4 months into the relationship, I just...knew. He was the real deal and he was going to be around for the long haul.

stephhale said...

Ooh, I've never had the talk. Maybe that's why I got cheated on so much before I met my hubby. ha!
And with him, we just knew. I know that is super-lame, but it's true. My heart and my head both knew that he was it.
xo,
Steph
ps- Was the example your computer guy already having coffee with some pretty girl? If so, get out of Dodge quick, he's got girl ADD. :)

Marley Gibson said...

Wow...I never had the chat either. I guess I was always afraid that I'd get the breaking up chat that I didn't want to rock the boat. I dated my husband for two years and was shocked when he proposed 'cause we'd never talked about it. Sure, I'd hoped, but I didn't assume. So, I'm afraid I've escaped the DTR.

Marley = )
http://www.marleygibson.com

Young Adult Authors said...

Okay guys,

But have you written the DTR talk? I think I have... you know the part where the heroine begins to realize that they are more than friends? Or maybe that is just something we write as internal monologue more than dialogue?
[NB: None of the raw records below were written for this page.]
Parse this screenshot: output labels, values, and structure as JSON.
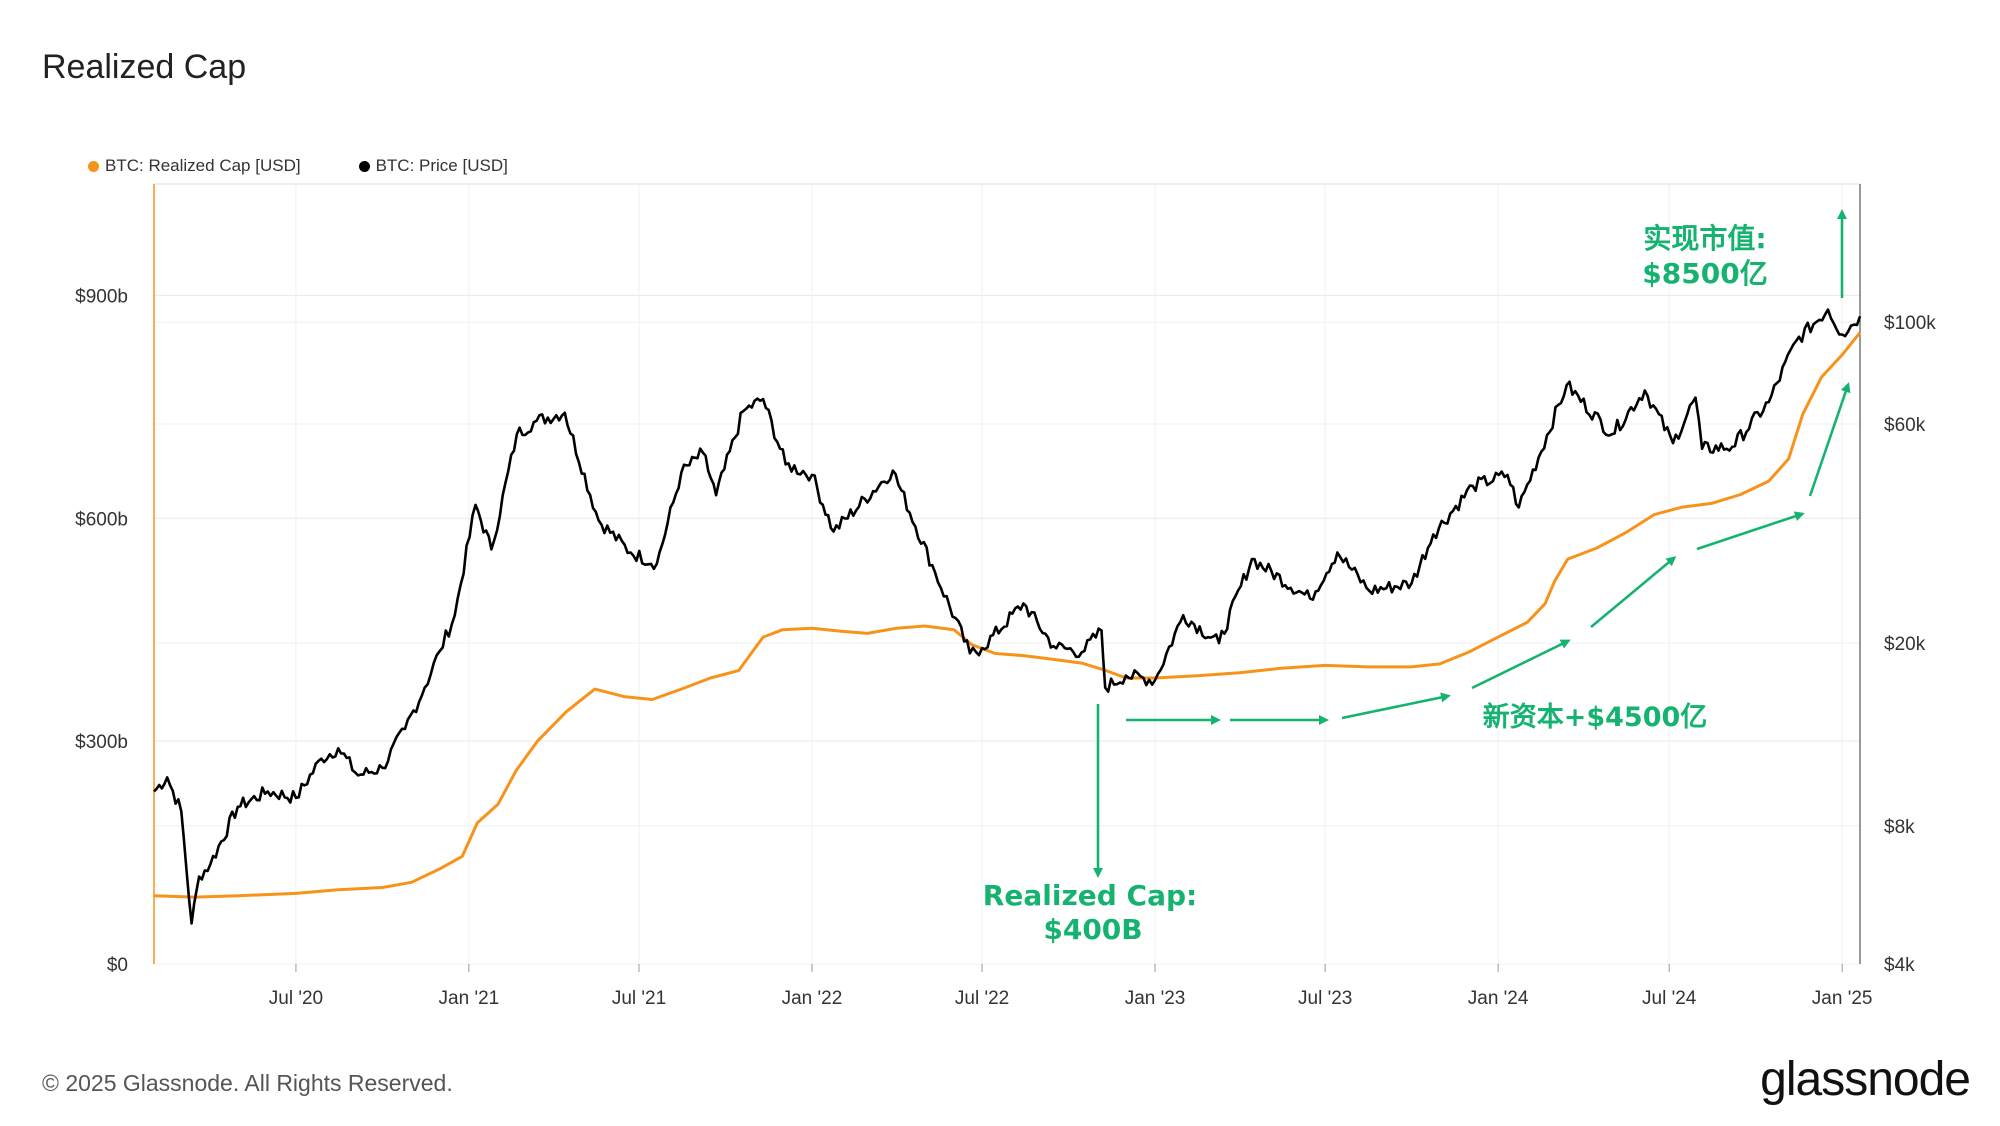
{
  "title": "Realized Cap",
  "legend": [
    {
      "label": "BTC: Realized Cap [USD]",
      "color": "#f7931a"
    },
    {
      "label": "BTC: Price [USD]",
      "color": "#000000"
    }
  ],
  "copyright": "© 2025 Glassnode. All Rights Reserved.",
  "brand": "glassnode",
  "annotation_color": "#16b370",
  "annotations": {
    "current_cap_line1": "实现市值:",
    "current_cap_line2": "$8500亿",
    "low_cap_line1": "Realized Cap:",
    "low_cap_line2": "$400B",
    "new_capital": "新资本+$4500亿"
  },
  "chart_data": {
    "type": "line",
    "title": "Realized Cap",
    "x_tick_labels": [
      "Jul '20",
      "Jan '21",
      "Jul '21",
      "Jan '22",
      "Jul '22",
      "Jan '23",
      "Jul '23",
      "Jan '24",
      "Jul '24",
      "Jan '25"
    ],
    "x_tick_dates": [
      "2020-07-01",
      "2021-01-01",
      "2021-07-01",
      "2022-01-01",
      "2022-07-01",
      "2023-01-01",
      "2023-07-01",
      "2024-01-01",
      "2024-07-01",
      "2025-01-01"
    ],
    "x_range": [
      "2020-02-01",
      "2025-01-20"
    ],
    "y_left": {
      "tick_labels": [
        "$0",
        "$300b",
        "$600b",
        "$900b"
      ],
      "tick_values": [
        0,
        300,
        600,
        900
      ],
      "range": [
        0,
        1050
      ],
      "unit": "billion USD"
    },
    "y_right": {
      "scale": "log",
      "tick_labels": [
        "$4k",
        "$8k",
        "$20k",
        "$60k",
        "$100k"
      ],
      "tick_values": [
        4000,
        8000,
        20000,
        60000,
        100000
      ],
      "range": [
        4000,
        200000
      ]
    },
    "grid": true,
    "legend_position": "top-left",
    "series": [
      {
        "name": "BTC: Realized Cap [USD]",
        "axis": "left",
        "color": "#f7931a",
        "points": [
          [
            "2020-02-01",
            92
          ],
          [
            "2020-03-15",
            90
          ],
          [
            "2020-05-01",
            92
          ],
          [
            "2020-07-01",
            95
          ],
          [
            "2020-08-15",
            100
          ],
          [
            "2020-10-01",
            103
          ],
          [
            "2020-11-01",
            110
          ],
          [
            "2020-12-01",
            128
          ],
          [
            "2020-12-25",
            145
          ],
          [
            "2021-01-10",
            190
          ],
          [
            "2021-02-01",
            215
          ],
          [
            "2021-02-20",
            260
          ],
          [
            "2021-03-15",
            300
          ],
          [
            "2021-04-15",
            340
          ],
          [
            "2021-05-15",
            370
          ],
          [
            "2021-06-15",
            360
          ],
          [
            "2021-07-15",
            356
          ],
          [
            "2021-08-15",
            370
          ],
          [
            "2021-09-15",
            385
          ],
          [
            "2021-10-15",
            395
          ],
          [
            "2021-11-10",
            440
          ],
          [
            "2021-12-01",
            450
          ],
          [
            "2022-01-01",
            452
          ],
          [
            "2022-02-01",
            448
          ],
          [
            "2022-03-01",
            445
          ],
          [
            "2022-04-01",
            452
          ],
          [
            "2022-05-01",
            455
          ],
          [
            "2022-06-01",
            450
          ],
          [
            "2022-06-20",
            430
          ],
          [
            "2022-07-15",
            418
          ],
          [
            "2022-08-15",
            415
          ],
          [
            "2022-09-15",
            410
          ],
          [
            "2022-10-15",
            405
          ],
          [
            "2022-11-10",
            395
          ],
          [
            "2022-12-01",
            385
          ],
          [
            "2023-01-01",
            385
          ],
          [
            "2023-02-15",
            388
          ],
          [
            "2023-04-01",
            392
          ],
          [
            "2023-05-15",
            398
          ],
          [
            "2023-07-01",
            402
          ],
          [
            "2023-08-15",
            400
          ],
          [
            "2023-10-01",
            400
          ],
          [
            "2023-10-31",
            404
          ],
          [
            "2023-12-01",
            420
          ],
          [
            "2024-01-01",
            440
          ],
          [
            "2024-02-01",
            460
          ],
          [
            "2024-02-20",
            485
          ],
          [
            "2024-03-01",
            515
          ],
          [
            "2024-03-15",
            545
          ],
          [
            "2024-04-15",
            560
          ],
          [
            "2024-05-15",
            580
          ],
          [
            "2024-06-15",
            605
          ],
          [
            "2024-07-15",
            615
          ],
          [
            "2024-08-15",
            620
          ],
          [
            "2024-09-15",
            632
          ],
          [
            "2024-10-15",
            650
          ],
          [
            "2024-11-05",
            680
          ],
          [
            "2024-11-20",
            740
          ],
          [
            "2024-12-10",
            790
          ],
          [
            "2025-01-01",
            820
          ],
          [
            "2025-01-20",
            850
          ]
        ]
      },
      {
        "name": "BTC: Price [USD]",
        "axis": "right",
        "color": "#000000",
        "points": [
          [
            "2020-02-01",
            9500
          ],
          [
            "2020-02-15",
            10200
          ],
          [
            "2020-03-01",
            8600
          ],
          [
            "2020-03-12",
            4900
          ],
          [
            "2020-03-20",
            6200
          ],
          [
            "2020-04-01",
            6600
          ],
          [
            "2020-04-30",
            8800
          ],
          [
            "2020-06-01",
            9500
          ],
          [
            "2020-07-01",
            9200
          ],
          [
            "2020-07-28",
            11200
          ],
          [
            "2020-08-15",
            11800
          ],
          [
            "2020-09-05",
            10300
          ],
          [
            "2020-10-01",
            10700
          ],
          [
            "2020-10-25",
            13000
          ],
          [
            "2020-11-15",
            16000
          ],
          [
            "2020-12-01",
            19200
          ],
          [
            "2020-12-17",
            23000
          ],
          [
            "2021-01-08",
            40000
          ],
          [
            "2021-01-25",
            32000
          ],
          [
            "2021-02-21",
            57000
          ],
          [
            "2021-03-14",
            61000
          ],
          [
            "2021-04-13",
            63500
          ],
          [
            "2021-05-19",
            37000
          ],
          [
            "2021-06-22",
            31500
          ],
          [
            "2021-07-20",
            29800
          ],
          [
            "2021-08-15",
            47000
          ],
          [
            "2021-09-07",
            52000
          ],
          [
            "2021-09-21",
            42000
          ],
          [
            "2021-10-20",
            64000
          ],
          [
            "2021-11-10",
            68000
          ],
          [
            "2021-12-04",
            49000
          ],
          [
            "2022-01-01",
            46500
          ],
          [
            "2022-01-24",
            35000
          ],
          [
            "2022-03-28",
            47500
          ],
          [
            "2022-05-12",
            28500
          ],
          [
            "2022-06-18",
            19000
          ],
          [
            "2022-07-01",
            19500
          ],
          [
            "2022-08-14",
            24400
          ],
          [
            "2022-09-15",
            19700
          ],
          [
            "2022-10-15",
            19100
          ],
          [
            "2022-11-05",
            21300
          ],
          [
            "2022-11-09",
            16000
          ],
          [
            "2022-12-01",
            17000
          ],
          [
            "2023-01-01",
            16600
          ],
          [
            "2023-01-31",
            23000
          ],
          [
            "2023-03-10",
            20000
          ],
          [
            "2023-04-14",
            30500
          ],
          [
            "2023-06-15",
            25000
          ],
          [
            "2023-07-14",
            31500
          ],
          [
            "2023-08-17",
            26000
          ],
          [
            "2023-10-01",
            27000
          ],
          [
            "2023-10-24",
            34500
          ],
          [
            "2023-12-05",
            44000
          ],
          [
            "2024-01-11",
            46500
          ],
          [
            "2024-01-23",
            39500
          ],
          [
            "2024-03-14",
            73000
          ],
          [
            "2024-05-01",
            57000
          ],
          [
            "2024-06-05",
            71000
          ],
          [
            "2024-07-05",
            54500
          ],
          [
            "2024-07-29",
            68500
          ],
          [
            "2024-08-05",
            53000
          ],
          [
            "2024-09-06",
            53500
          ],
          [
            "2024-10-15",
            67000
          ],
          [
            "2024-11-13",
            91000
          ],
          [
            "2024-12-17",
            106500
          ],
          [
            "2025-01-01",
            94000
          ],
          [
            "2025-01-20",
            103000
          ]
        ]
      }
    ]
  }
}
Maybe the DTR is just a naturally occuring phenomenon... :)

Simone Elkeles said...

I actually ignore the DTR talk and make him bring it up. Unless I'm crazy in love and then I try and do it, but then it's scary because you care SO much what the outcome of that talk is.

I remember the moment my high school boyfriend told me he still wanted to date even though I was going out of the state for college. He told me he didn't want to break up, he loved me and wanted to make it work. He had the DTR talk behind the grocery store he worked at while we leaned against his yellow Volkswagon bug (which we spray painted black a year later)

Okay, so the relationship didn't work out in the end. But it was a great talk.

~Simone Elkeles
How to Ruin a Summer Vacation, in bookstores NOW!